To win back business, Sunak should tear up his current playbook
Business and politics, politics and business. Dance partners, perhaps, but all too often to different tunes: whilst the private sector rips off a salsa the public sector can feel a lot more comfortable with a more staid two-step.
Right now, however, it’s hard to get the two on the same floor, let alone dancing in time, at least when it comes to the Tories. Perhaps it’s the overhang from Brexit, perhaps it’s the chaos unleashed by last year’s political drama, but it’s been far from a summer of love. So what next? How do the Tories rebuild their reputation with business and have them turn away from the warm, if slightly platitudinous, embrace of Keir Starmer and Rachel Reeves?
A back-to-school playbook would look something like this – a clear tax and regulatory plan that they declare up front, in short order, and promise not to touch for five years.

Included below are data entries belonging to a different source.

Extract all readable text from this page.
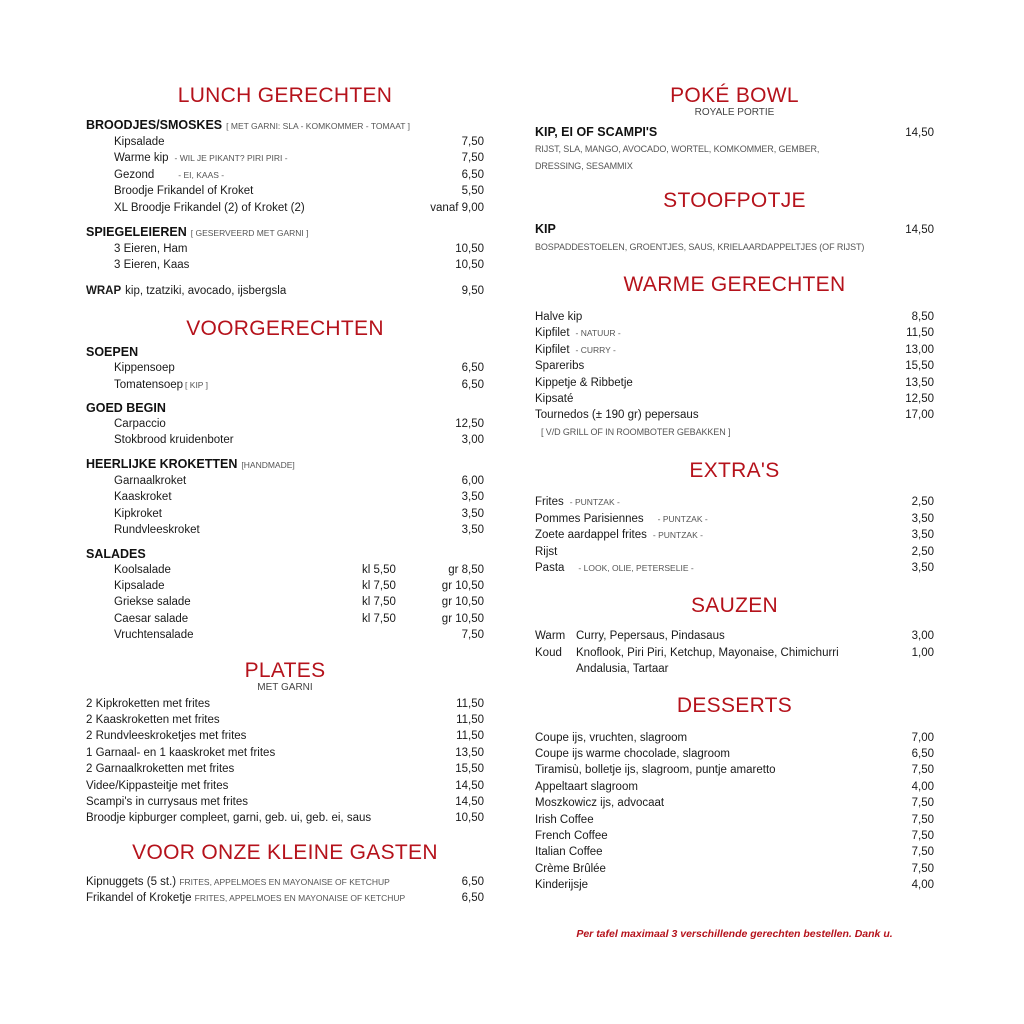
LUNCH GERECHTEN
BROODJES/SMOSKES [ MET GARNI: SLA - KOMKOMMER - TOMAAT ]
Kipsalade	7,50
Warme kip - WIL JE PIKANT? PIRI PIRI -	7,50
Gezond	- EI, KAAS -	6,50
Broodje Frikandel of Kroket	5,50
XL Broodje Frikandel (2) of Kroket (2)	vanaf 9,00
SPIEGELEIEREN [ GESERVEERD MET GARNI ]
3 Eieren, Ham	10,50
3 Eieren, Kaas	10,50
WRAP kip, tzatziki, avocado, ijsbergsla	9,50
VOORGERECHTEN
SOEPEN
Kippensoep	6,50
Tomatensoep [ KIP ]	6,50
GOED BEGIN
Carpaccio	12,50
Stokbrood kruidenboter	3,00
HEERLIJKE KROKETTEN [HANDMADE]
Garnaalkroket	6,00
Kaaskroket	3,50
Kipkroket	3,50
Rundvleeskroket	3,50
SALADES
Koolsalade	kl 5,50	gr 8,50
Kipsalade	kl 7,50	gr 10,50
Griekse salade	kl 7,50	gr 10,50
Caesar salade	kl 7,50	gr 10,50
Vruchtensalade	7,50
PLATES
MET GARNI
2 Kipkroketten met frites	11,50
2 Kaaskroketten met frites	11,50
2 Rundvleeskroketjes met frites	11,50
1 Garnaal- en 1 kaaskroket met frites	13,50
2 Garnaalkroketten met frites	15,50
Videe/Kippasteitje met frites	14,50
Scampi's in currysaus met frites	14,50
Broodje kipburger compleet, garni, geb. ui, geb. ei, saus	10,50
VOOR ONZE KLEINE GASTEN
Kipnuggets (5 st.) FRITES, APPELMOES EN MAYONAISE OF KETCHUP	6,50
Frikandel of Kroketje FRITES, APPELMOES EN MAYONAISE OF KETCHUP	6,50
POKÉ BOWL
ROYALE PORTIE
KIP, EI OF SCAMPI'S	14,50
RIJST, SLA, MANGO, AVOCADO, WORTEL, KOMKOMMER, GEMBER,
DRESSING, SESAMMIX
STOOFPOTJE
KIP	14,50
BOSPADDESTOELEN, GROENTJES, SAUS, KRIELAARDAPPELTJES (OF RIJST)
WARME GERECHTEN
Halve kip	8,50
Kipfilet - NATUUR -	11,50
Kipfilet - CURRY -	13,00
Spareribs	15,50
Kippetje & Ribbetje	13,50
Kipsaté	12,50
Tournedos (± 190 gr) pepersaus	17,00
[ V/D GRILL OF IN ROOMBOTER GEBAKKEN ]
EXTRA'S
Frites - PUNTZAK -	2,50
Pommes Parisiennes - PUNTZAK -	3,50
Zoete aardappel frites - PUNTZAK -	3,50
Rijst	2,50
Pasta - LOOK, OLIE, PETERSELIE -	3,50
SAUZEN
Warm Curry, Pepersaus, Pindasaus	3,00
Koud	Knoflook, Piri Piri, Ketchup, Mayonaise, Chimichurri	1,00
Andalusia, Tartaar
DESSERTS
Coupe ijs, vruchten, slagroom	7,00
Coupe ijs warme chocolade, slagroom	6,50
Tiramisù, bolletje ijs, slagroom, puntje amaretto	7,50
Appeltaart slagroom	4,00
Moszkowicz ijs, advocaat	7,50
Irish Coffee	7,50
French Coffee	7,50
Italian Coffee	7,50
Crème Brûlée	7,50
Kinderijsje	4,00
Per tafel maximaal 3 verschillende gerechten bestellen. Dank u.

No more tax raids on energy industries. No more u-turns on corporation tax. Giving businesses the certainty to invest in the UK rather than having them wary of whatever cockamamie scheme the Treasury cooks up for the sake of tomorrow’s headlines.

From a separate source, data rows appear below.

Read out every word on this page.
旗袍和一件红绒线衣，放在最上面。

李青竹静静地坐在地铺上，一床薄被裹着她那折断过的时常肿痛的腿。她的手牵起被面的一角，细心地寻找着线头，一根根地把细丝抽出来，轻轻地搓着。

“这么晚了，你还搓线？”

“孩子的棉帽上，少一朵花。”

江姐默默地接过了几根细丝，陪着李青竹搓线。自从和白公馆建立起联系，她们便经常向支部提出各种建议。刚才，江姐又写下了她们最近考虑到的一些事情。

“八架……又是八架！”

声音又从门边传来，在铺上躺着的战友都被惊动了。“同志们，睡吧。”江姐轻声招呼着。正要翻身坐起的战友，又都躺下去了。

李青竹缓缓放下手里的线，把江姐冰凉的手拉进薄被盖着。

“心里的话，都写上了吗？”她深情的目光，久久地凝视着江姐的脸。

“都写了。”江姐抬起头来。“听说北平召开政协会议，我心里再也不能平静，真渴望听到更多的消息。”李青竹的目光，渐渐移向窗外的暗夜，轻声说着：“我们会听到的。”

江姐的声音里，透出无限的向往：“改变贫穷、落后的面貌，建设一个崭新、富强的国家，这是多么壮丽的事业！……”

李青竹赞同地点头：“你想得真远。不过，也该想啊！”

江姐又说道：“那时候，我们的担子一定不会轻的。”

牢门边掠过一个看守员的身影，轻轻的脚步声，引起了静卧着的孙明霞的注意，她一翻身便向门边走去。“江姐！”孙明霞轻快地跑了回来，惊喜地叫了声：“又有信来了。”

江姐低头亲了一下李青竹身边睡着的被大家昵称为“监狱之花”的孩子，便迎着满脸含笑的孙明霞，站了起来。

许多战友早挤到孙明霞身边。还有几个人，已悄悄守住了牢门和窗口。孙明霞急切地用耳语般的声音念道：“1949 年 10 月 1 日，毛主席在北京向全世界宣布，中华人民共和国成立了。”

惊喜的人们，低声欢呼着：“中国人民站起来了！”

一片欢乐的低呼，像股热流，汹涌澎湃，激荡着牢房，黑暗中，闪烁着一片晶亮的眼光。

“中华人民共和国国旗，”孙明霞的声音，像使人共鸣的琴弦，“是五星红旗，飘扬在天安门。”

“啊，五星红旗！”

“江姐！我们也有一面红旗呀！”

Second, a clear pledge to back new technologies with equally innovative regulation. The exponential growth of artificial intelligence will make liberal employment law more valuable than ever, allowing firms to redeploy staff when new technology makes their jobs effectively redundant.
And third, a plan to reinvigorate capital markets – in their broadest definition. Giving retail banks incentives to lend to small business, and opening the door to private capital to flood into our private markets and indeed our listed ones, too.
Rishi Sunak may be a product of financial services but so far he hasn’t always acted like one. Let’s see if his summer break has given him time to reflect on what business needs, and deserves, from its government.